月は琴のように、星座は鍵盤のように
夏木立にそそぐ
樹雨のような
碧い陽射しが
瞳の中にはじけて
まぶしい光の
しぶきとなって
樹々の合間を
吹き抜けていく
風は夏の旋律
木洩れ日の波間に
煌めきゆれる
デルフィニウム
月草色のつぼみが
夏風にそよめき
見上げた空の海に
いるか雲が浮かんで
やがて夕陽が
杏色に熟しながら
大地に溶けて
世界を染めゆく
ブルーモーメント
夏色のひととき
青い瞬間を刻んで
星座は鍵盤のように
宙から季節を奏でて
ピアノの鍵盤と
同じ数だけ宙に
描かれた星座たち
白鳥と鷲が翔る光が
描く夏の大三角
その東に瞬く
ひしぼしは
いるかの姿をして
音楽という名の
星の光はやさしく
月は琴のように
星々と響き合いながら
星や花や草木も
そして人も
時の譜面の上で
日々その一音一音を
懸命に奏でながら
何度でも
リピートしたい
一小節があって
時が経っても
大切にしたい
一小節も
笑顔に音符さえ
軽やかに舞う
一小節もあれば
手探りのまま
必死にかき鳴らす
一小節も
涙で譜面が
見えなかった
一小節も
これから描く
まぶしいほど真っ白な
いくつもの小節も、
きっと
一人ひとり
自分という音を
奏でながら
その一音、一音が
違った音だから
大切な音だから
いくつもの音と響き合い
いくつもの旋律が生まれて
夢の水平線に
浮かぶひしぼしは
未来の航路へいざなう
いるか達のように
星が奏でる夜空は
夏色の、
ブルーモーメント
つぼみの形がイルカに似たデルフィニウムは、ギリシャ語で「イルカ」の意味で、青い花が咲き、「幸せをふりまく」という花言葉があります。

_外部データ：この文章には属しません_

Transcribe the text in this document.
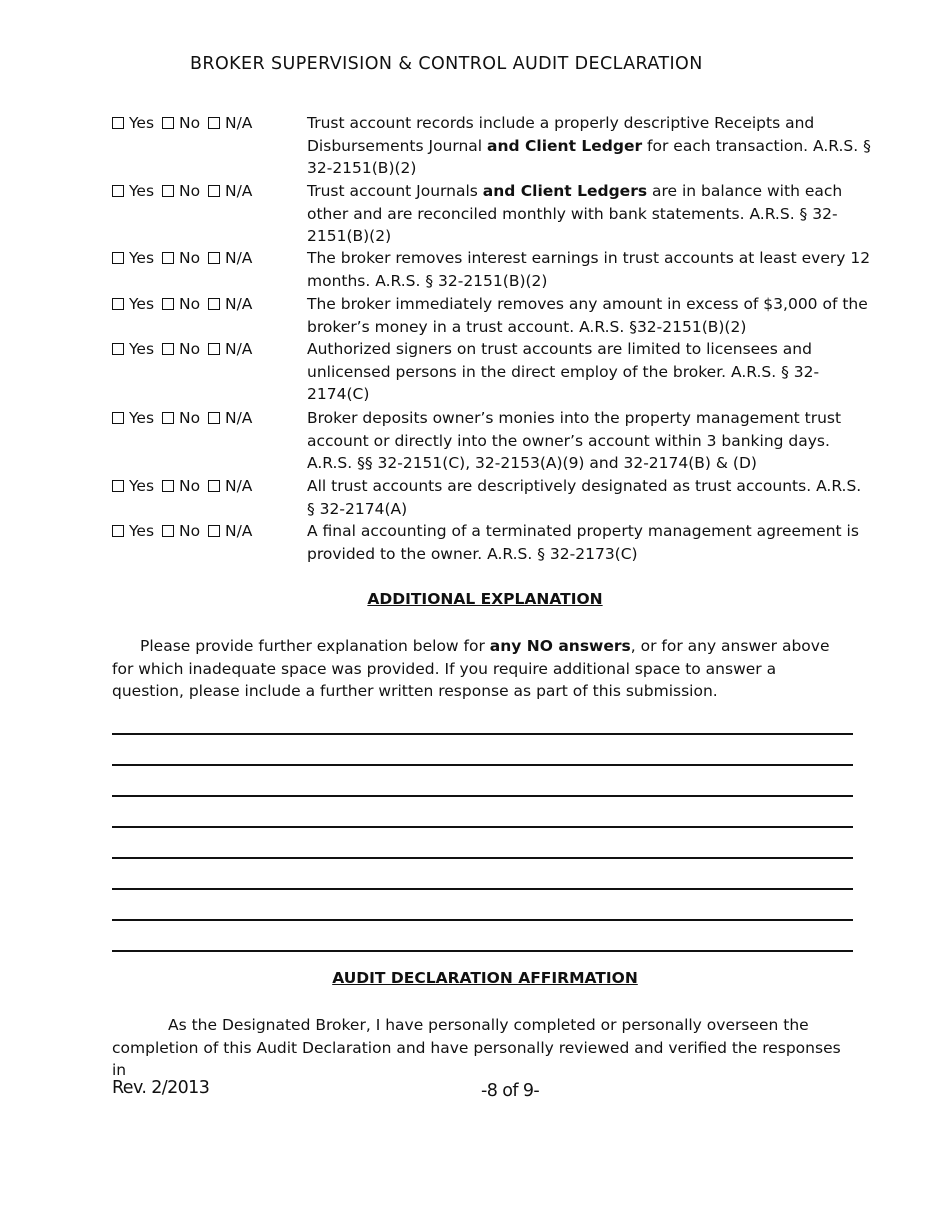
BROKER SUPERVISION & CONTROL AUDIT DECLARATION
Yes
No
N/A	Trust account records include a properly descriptive Receipts and Disbursements Journal and Client Ledger for each transaction. A.R.S. § 32-2151(B)(2)
Yes
No
N/A	Trust account Journals and Client Ledgers are in balance with each other and are reconciled monthly with bank statements. A.R.S. § 32-2151(B)(2)
Yes
No
N/A	The broker removes interest earnings in trust accounts at least every 12 months. A.R.S. § 32-2151(B)(2)
Yes
No
N/A	The broker immediately removes any amount in excess of $3,000 of the broker’s money in a trust account. A.R.S. §32-2151(B)(2)
Yes
No
N/A	Authorized signers on trust accounts are limited to licensees and unlicensed persons in the direct employ of the broker. A.R.S. § 32-2174(C)
Yes
No
N/A	Broker deposits owner’s monies into the property management trust account or directly into the owner’s account within 3 banking days. A.R.S. §§ 32-2151(C), 32-2153(A)(9) and 32-2174(B) & (D)
Yes
No
N/A	All trust accounts are descriptively designated as trust accounts. A.R.S. § 32-2174(A)
Yes
No
N/A	A final accounting of a terminated property management agreement is provided to the owner. A.R.S. § 32-2173(C)
ADDITIONAL EXPLANATION
Please provide further explanation below for any NO answers, or for any answer above for which inadequate space was provided. If you require additional space to answer a question, please include a further written response as part of this submission.
AUDIT DECLARATION AFFIRMATION
As the Designated Broker, I have personally completed or personally overseen the completion of this Audit Declaration and have personally reviewed and verified the responses in
Rev. 2/2013	-8 of 9-
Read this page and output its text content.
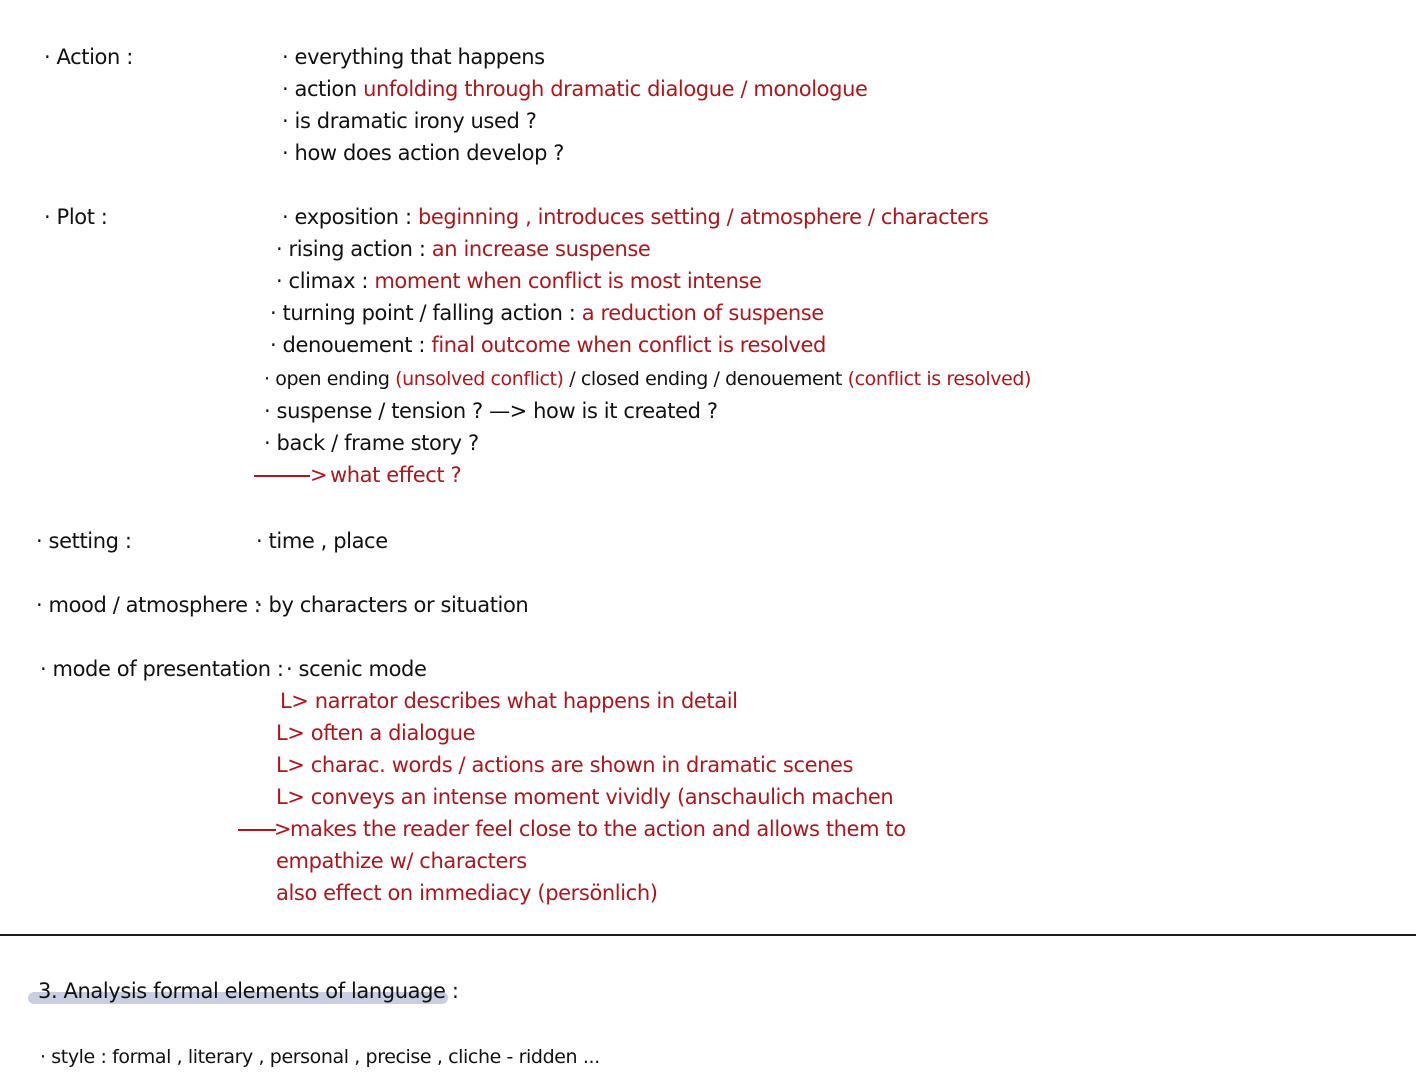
· Action :	· everything that happens
· action unfolding through dramatic dialogue / monologue
· is dramatic irony used ?
· how does action develop ?
· Plot :	· exposition : beginning , introduces setting / atmosphere / characters
· rising action : an increase suspense
· climax : moment when conflict is most intense
· turning point / falling action : a reduction of suspense
· denouement : final outcome when conflict is resolved
· open ending (unsolved conflict) / closed ending / denouement (conflict is resolved)
· suspense / tension ? —> how is it created ?
· back / frame story ?
> what effect ?
· setting :	· time , place
· mood / atmosphere :
· by characters or situation
· mode of presentation : · scenic mode
L> narrator describes what happens in detail
L> often a dialogue
L> charac. words / actions are shown in dramatic scenes
L> conveys an intense moment vividly (anschaulich machen
>
makes the reader feel close to the action and allows them to
empathize w/ characters
also effect on immediacy (persönlich)
3. Analysis formal elements of language :
· style : formal , literary , personal , precise , cliche - ridden ...
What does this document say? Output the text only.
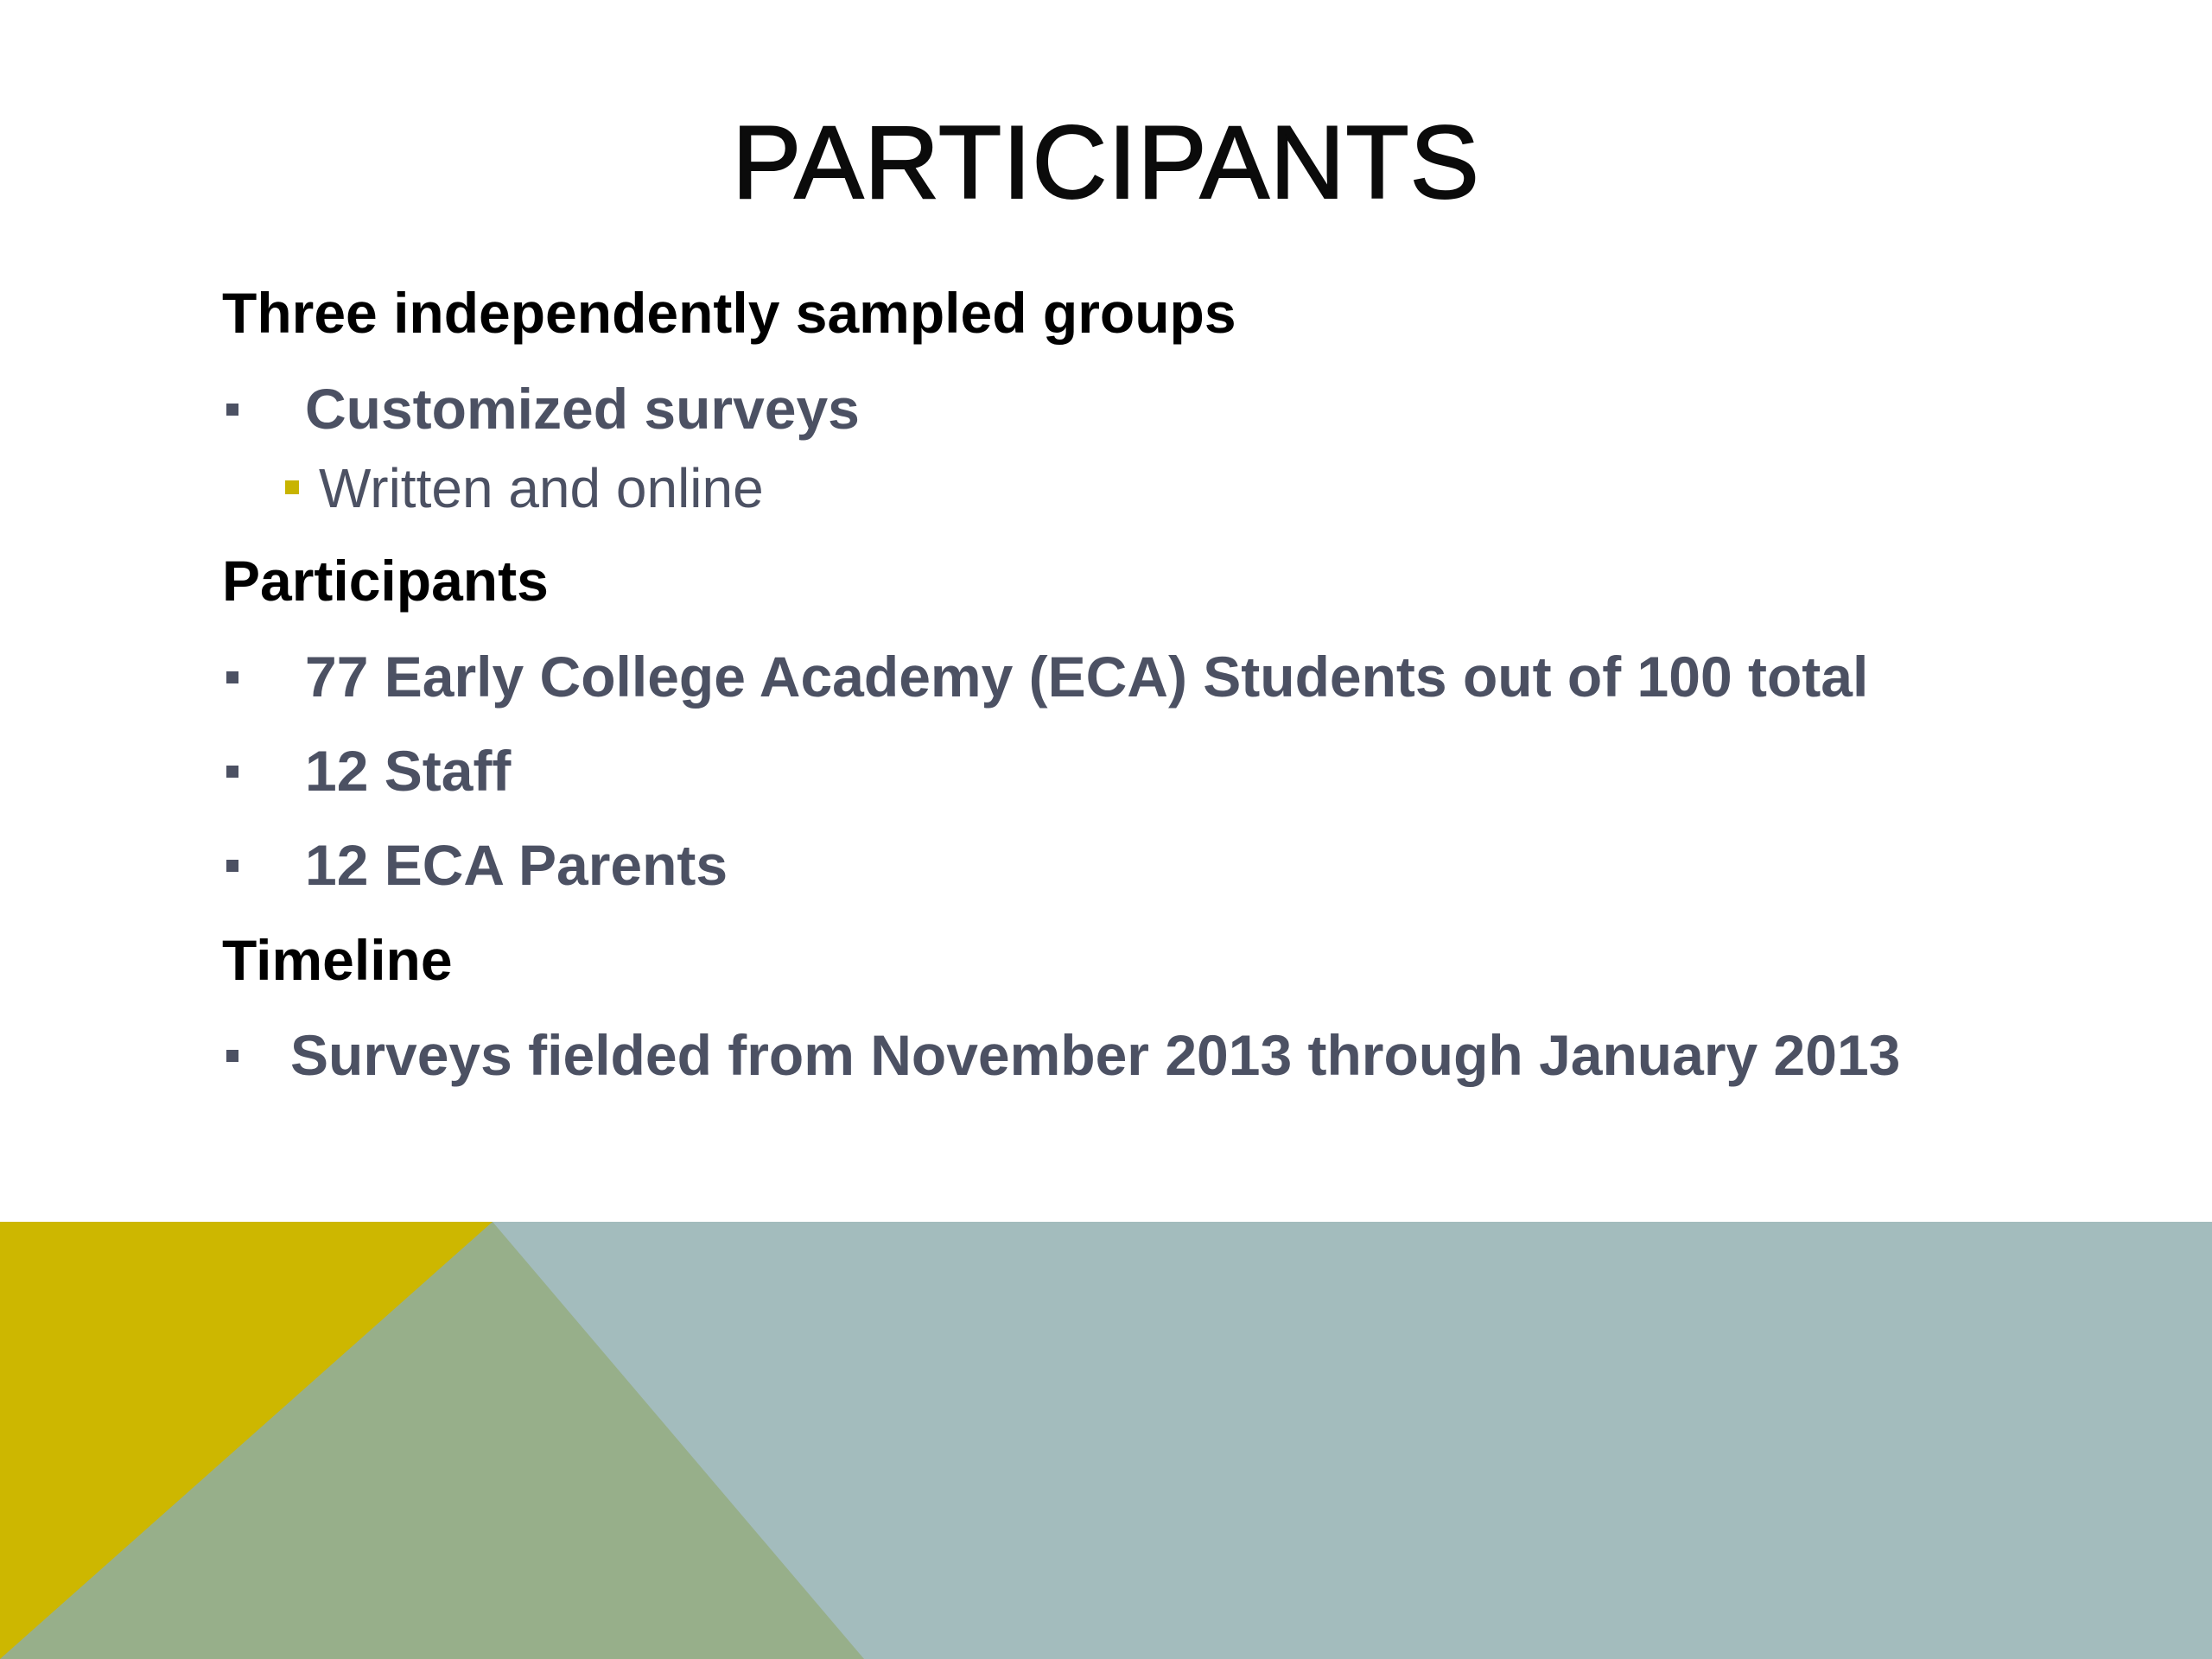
PARTICIPANTS
Three independently sampled groups
Customized surveys
Written and online
Participants
77 Early College Academy (ECA) Students out of 100 total
12 Staff
12 ECA Parents
Timeline
Surveys fielded from November 2013 through January 2013
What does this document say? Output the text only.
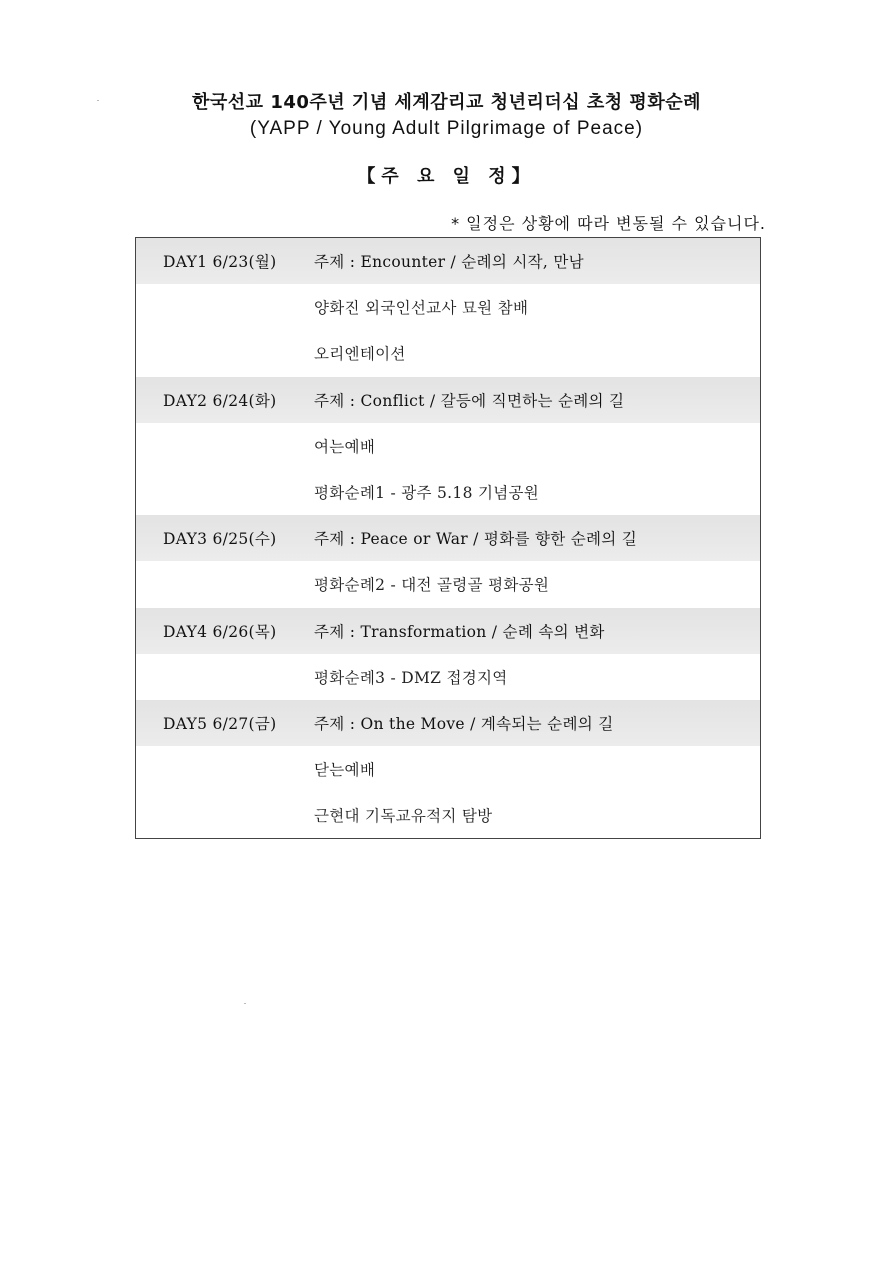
한국선교 140주년 기념 세계감리교 청년리더십 초청 평화순례
(YAPP / Young Adult Pilgrimage of Peace)
【주 요 일 정】
* 일정은 상황에 따라 변동될 수 있습니다.
DAY1 6/23(월) 주제 : Encounter / 순례의 시작, 만남
양화진 외국인선교사 묘원 참배
오리엔테이션
DAY2 6/24(화) 주제 : Conflict / 갈등에 직면하는 순례의 길
여는예배
평화순례1 - 광주 5.18 기념공원
DAY3 6/25(수) 주제 : Peace or War / 평화를 향한 순례의 길
평화순례2 - 대전 골령골 평화공원
DAY4 6/26(목) 주제 : Transformation / 순례 속의 변화
평화순례3 - DMZ 접경지역
DAY5 6/27(금) 주제 : On the Move / 계속되는 순례의 길
닫는예배
근현대 기독교유적지 탐방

夏の星座の一つ、いるか座は、夏の大三角の東のひし形の四つ星「ひしぼし」が目印です。ムジカという星は、ラテン語で「音楽」の意味で、神話でイルカに助けられた琴の名手の名がつくアリオンとともに空にあります。
ブルーモーメントは、夏の夕暮れの後などに、空が辺り一面青く照らされる現象です。その夜空を彩る星座は88ありますが、これはフルサイズのピアノの標準の鍵盤数と同じです。
季節の星や花、音楽をモチーフに詩を描かせていただきました。お読みいただき、ありがとうございます。